The light pictured (Humphrey?) is easy to convert because of the larger neck, the wires will fit thru after the brass fitting is removed. That said, it is a shame to alter a working gas lamp of this era. Be very careful to save the fittings and burner nose if you decide to electrify it. $35 is fair. The globe is not original. This lamp came with a heavier glass globe.
If your other gas lamps are newer, try them first.
The old Veritas lamps are hard to convert because of a very narrow neck. Also, the fittings usually have to be destroyed to run even tiny wires. I don't recommend converting Veritas lamps.
Thanks Vikx for the tips.

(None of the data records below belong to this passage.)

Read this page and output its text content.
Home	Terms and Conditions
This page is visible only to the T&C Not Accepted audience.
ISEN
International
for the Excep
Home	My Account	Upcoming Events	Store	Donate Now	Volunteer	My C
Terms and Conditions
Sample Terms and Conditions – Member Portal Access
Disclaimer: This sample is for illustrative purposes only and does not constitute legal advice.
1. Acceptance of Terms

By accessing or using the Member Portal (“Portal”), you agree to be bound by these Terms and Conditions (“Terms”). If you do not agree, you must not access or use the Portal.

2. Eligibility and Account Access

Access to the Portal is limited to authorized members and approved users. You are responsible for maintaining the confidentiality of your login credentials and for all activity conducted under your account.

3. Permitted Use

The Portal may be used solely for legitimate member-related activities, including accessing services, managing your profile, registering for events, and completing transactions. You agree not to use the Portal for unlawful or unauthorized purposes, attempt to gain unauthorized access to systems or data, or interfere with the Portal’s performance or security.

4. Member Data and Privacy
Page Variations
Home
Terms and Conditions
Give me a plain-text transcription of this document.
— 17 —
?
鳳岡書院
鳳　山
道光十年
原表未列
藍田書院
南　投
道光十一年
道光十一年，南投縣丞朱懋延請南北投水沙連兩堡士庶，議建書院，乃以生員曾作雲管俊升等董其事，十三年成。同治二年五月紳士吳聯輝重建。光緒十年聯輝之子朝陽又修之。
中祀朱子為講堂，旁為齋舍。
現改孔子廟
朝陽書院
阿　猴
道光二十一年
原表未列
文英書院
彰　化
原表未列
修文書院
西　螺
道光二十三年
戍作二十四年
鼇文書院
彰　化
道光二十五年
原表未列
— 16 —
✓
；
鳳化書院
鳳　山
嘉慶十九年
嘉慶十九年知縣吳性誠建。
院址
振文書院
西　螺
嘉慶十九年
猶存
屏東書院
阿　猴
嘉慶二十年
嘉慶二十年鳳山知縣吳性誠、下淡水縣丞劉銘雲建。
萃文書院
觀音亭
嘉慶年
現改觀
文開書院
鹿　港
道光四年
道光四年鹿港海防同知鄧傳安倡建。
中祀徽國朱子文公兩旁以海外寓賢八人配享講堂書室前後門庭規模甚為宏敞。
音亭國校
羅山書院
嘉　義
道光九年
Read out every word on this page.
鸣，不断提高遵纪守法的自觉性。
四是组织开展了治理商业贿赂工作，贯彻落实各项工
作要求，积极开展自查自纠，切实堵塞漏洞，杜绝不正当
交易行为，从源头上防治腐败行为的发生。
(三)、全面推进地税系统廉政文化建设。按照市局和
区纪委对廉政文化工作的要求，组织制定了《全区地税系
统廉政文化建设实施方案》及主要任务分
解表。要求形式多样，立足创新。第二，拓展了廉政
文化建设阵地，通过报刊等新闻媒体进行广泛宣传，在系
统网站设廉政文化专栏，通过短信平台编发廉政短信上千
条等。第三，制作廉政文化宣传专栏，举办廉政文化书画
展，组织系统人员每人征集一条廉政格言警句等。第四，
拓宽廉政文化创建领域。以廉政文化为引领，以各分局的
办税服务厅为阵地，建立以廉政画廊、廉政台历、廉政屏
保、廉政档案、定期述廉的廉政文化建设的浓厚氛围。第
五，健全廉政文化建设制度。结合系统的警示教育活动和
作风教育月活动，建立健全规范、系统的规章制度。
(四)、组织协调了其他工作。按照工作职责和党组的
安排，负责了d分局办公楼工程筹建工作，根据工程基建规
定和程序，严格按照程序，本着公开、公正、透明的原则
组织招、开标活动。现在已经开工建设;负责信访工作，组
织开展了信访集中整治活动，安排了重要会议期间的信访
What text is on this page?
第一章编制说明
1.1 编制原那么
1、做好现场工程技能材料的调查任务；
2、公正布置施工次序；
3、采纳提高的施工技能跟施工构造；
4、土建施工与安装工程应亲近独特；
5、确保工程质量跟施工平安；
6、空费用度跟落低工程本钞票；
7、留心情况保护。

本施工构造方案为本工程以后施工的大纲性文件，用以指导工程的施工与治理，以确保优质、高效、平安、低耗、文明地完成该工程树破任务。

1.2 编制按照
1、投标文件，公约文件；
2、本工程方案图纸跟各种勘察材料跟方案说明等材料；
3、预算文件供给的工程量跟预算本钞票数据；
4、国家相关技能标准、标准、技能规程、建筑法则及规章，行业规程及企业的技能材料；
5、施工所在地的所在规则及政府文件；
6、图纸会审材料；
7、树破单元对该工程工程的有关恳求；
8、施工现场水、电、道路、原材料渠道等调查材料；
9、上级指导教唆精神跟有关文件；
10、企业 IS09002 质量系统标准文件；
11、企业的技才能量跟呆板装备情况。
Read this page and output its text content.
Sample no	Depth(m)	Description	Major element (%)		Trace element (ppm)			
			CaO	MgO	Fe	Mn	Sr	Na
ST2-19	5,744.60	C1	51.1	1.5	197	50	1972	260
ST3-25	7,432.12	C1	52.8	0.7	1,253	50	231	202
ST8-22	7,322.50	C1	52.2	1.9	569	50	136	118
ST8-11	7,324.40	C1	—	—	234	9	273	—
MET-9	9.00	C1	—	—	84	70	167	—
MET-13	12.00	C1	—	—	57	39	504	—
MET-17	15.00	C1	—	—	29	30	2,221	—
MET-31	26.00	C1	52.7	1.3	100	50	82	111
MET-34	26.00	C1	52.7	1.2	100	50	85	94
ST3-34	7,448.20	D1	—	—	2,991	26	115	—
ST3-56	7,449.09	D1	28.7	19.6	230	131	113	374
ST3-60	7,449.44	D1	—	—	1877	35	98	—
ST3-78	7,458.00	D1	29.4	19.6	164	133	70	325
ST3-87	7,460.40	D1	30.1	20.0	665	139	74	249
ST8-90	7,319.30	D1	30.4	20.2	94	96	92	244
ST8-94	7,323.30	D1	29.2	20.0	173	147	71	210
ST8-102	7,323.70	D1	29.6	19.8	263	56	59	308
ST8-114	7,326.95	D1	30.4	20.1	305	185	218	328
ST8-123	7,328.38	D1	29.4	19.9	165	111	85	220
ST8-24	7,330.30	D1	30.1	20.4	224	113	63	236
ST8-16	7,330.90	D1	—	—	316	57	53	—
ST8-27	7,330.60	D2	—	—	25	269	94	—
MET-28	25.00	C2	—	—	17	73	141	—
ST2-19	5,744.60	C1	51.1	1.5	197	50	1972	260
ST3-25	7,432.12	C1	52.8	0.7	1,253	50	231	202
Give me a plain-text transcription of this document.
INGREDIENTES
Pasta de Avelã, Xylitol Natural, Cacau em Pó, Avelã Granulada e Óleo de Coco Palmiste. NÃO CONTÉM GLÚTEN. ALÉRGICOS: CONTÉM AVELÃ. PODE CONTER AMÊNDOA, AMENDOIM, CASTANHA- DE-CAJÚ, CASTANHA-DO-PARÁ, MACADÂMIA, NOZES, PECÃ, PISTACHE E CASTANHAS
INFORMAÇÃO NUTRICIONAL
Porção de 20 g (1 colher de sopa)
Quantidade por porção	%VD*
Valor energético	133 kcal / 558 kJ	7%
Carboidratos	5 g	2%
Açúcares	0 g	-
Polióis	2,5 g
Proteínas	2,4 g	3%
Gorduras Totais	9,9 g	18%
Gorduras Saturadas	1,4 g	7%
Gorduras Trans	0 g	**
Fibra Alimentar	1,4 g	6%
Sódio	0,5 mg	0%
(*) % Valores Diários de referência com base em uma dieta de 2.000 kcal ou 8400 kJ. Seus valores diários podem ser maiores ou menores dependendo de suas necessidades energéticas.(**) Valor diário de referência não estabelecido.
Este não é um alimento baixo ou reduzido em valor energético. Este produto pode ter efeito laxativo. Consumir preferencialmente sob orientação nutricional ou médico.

I'll definitely make sure it can be converted back and forth depending on what the eventual owner may want. Ideally, I'd like to design it switchable in minutes if that is remotely possible. Not sure if anyone has taken on that feat. Maybe a little research is in order.
Thanks NC. Yes, I'll definitely bench test anything I come up with for a gas light conversion. Might make for a good wintertime project now that I think about it.
With my cabinetry work, I've done exactly what you are suggesting with recessed type lighting, especially on the underside of kitchen cabinet uppers. I have a great source for tons of different options.
There is a thread on here somewhere on how to convert it. So maybe try a search. I have been looking for one for my Airflyte for over a year now with no luck, I think that sounds a like a reasonable price.
Thanks mel - I'll take a look for info that might be out there. With some advice from others, I've decided to keep this fixture powered by gas. I need to have a light in the trailer if camping without a battery or shore power. So this will fit the bill for that purpose.
I'm now thinking of adding LED capability with a tiny bulb possibly mounted within this fixture that would shine through the globe. I need to come up with a design unless someone else has attempted this feat. That would be the best of both worlds if I can pull it off.